Since then, Venezuelans wanting to exchange bolivars for dollars have had to apply to a government-run currency agency. Only those deemed to have a valid reasons to buy dollars, for example to import goods, have been allowed to change their bolivars at a fixed rate set by the government. With many Venezuelans unable to freely buy dollars, they turned to black market. Arguably the biggest problem facing Venezuelans in their day-to-day lives is hyperinflation. The annual inflation rate reached 1,300,000% in the 12 months to November 2018, according to a study by the opposition-controlled National Assembly. By the end of 2018, prices were doubling every 19 days on average. This has many Venezuelans struggling to afford basic items such as food and toiletries.

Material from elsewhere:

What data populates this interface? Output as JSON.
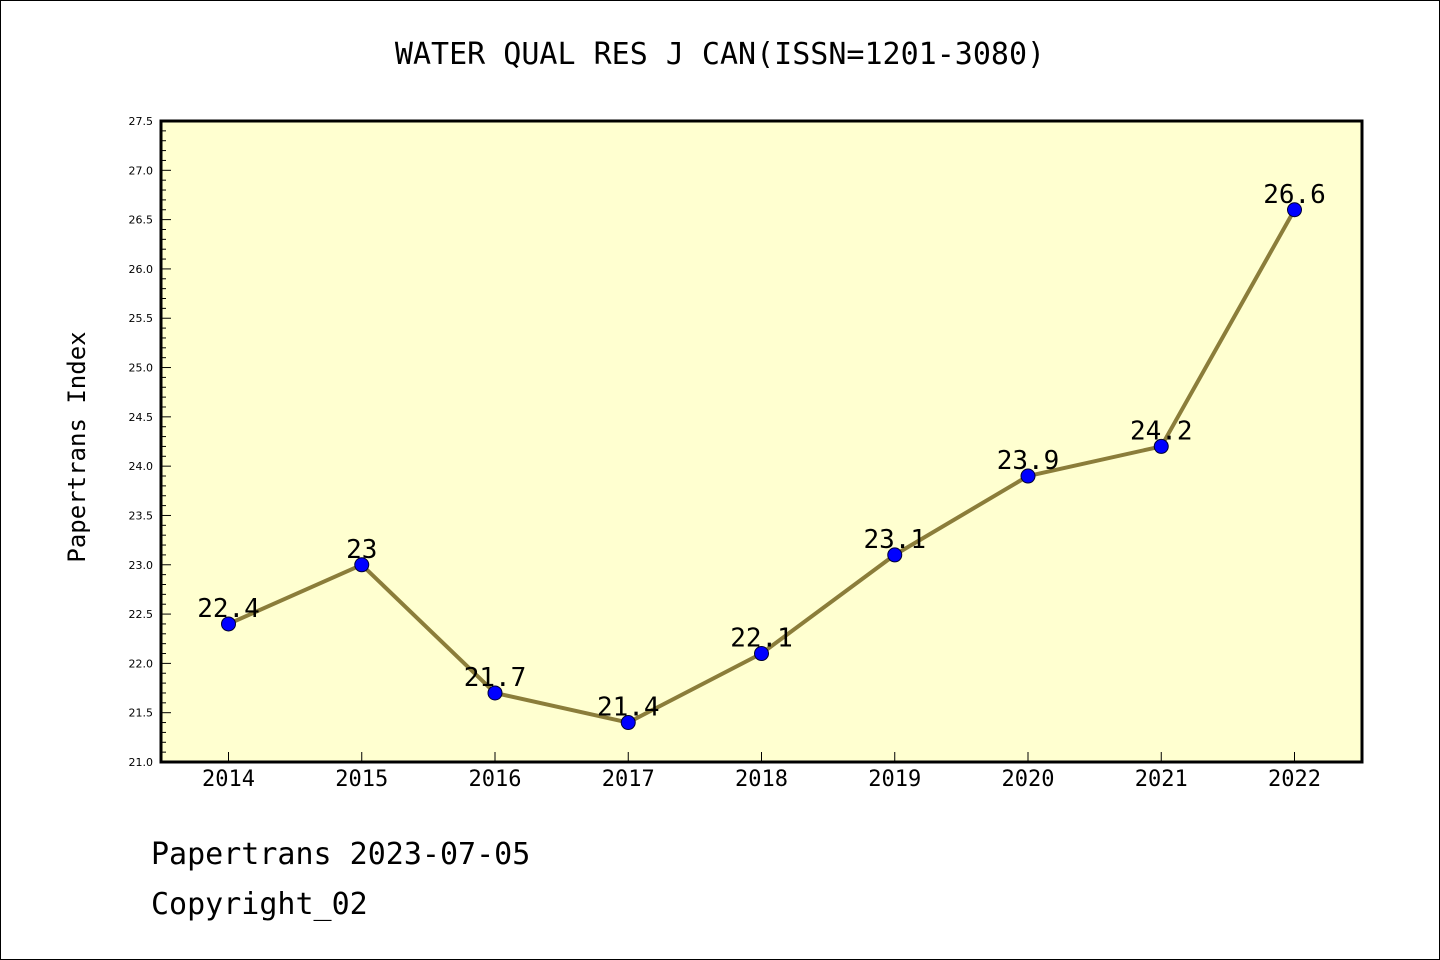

The humanitarian crisis in Venezuela has led to one of the largest mass migrations in Latin America’s history. President Maduro blames “imperialists” – the likes of the U.S. and Europe – for waging “economic war” against Venezuela and imposing sanctions on many members of his government. But his critics say it is economic mismanagement – first by predecessor, Chavez, and now Maduro himself – that has brought Venezuela to his knees. The country has the largest proven oil reserves in the world. It was once so rich that Concord used to fly from Caracas to Paris. Now, its economy is in tatters. Four in five Venezuelans live in poverty. People queue for hours to buy foods. Much of the time they go without. People are dying from lack of medicines. Inflation is at 82,766% and they are warning that it could exceed one million per cent by the end of this year.
It appears that the political problem of Venezuela is yet to subside. A situation whereby two factional Presidents have emerged, is a sorry situation for that country. On his part, Maduro is holding onto power while Guaido has declared himself President. He derived his power from the Venezuela’s constitution which states: that the leader of the National Assembly shall become President when the Presidency is vacant. As far as the National Assembly is concerned the Presidency of Venezuela is vacant, and therefore the hold on power as President by Maduro is illegitimate, null and void.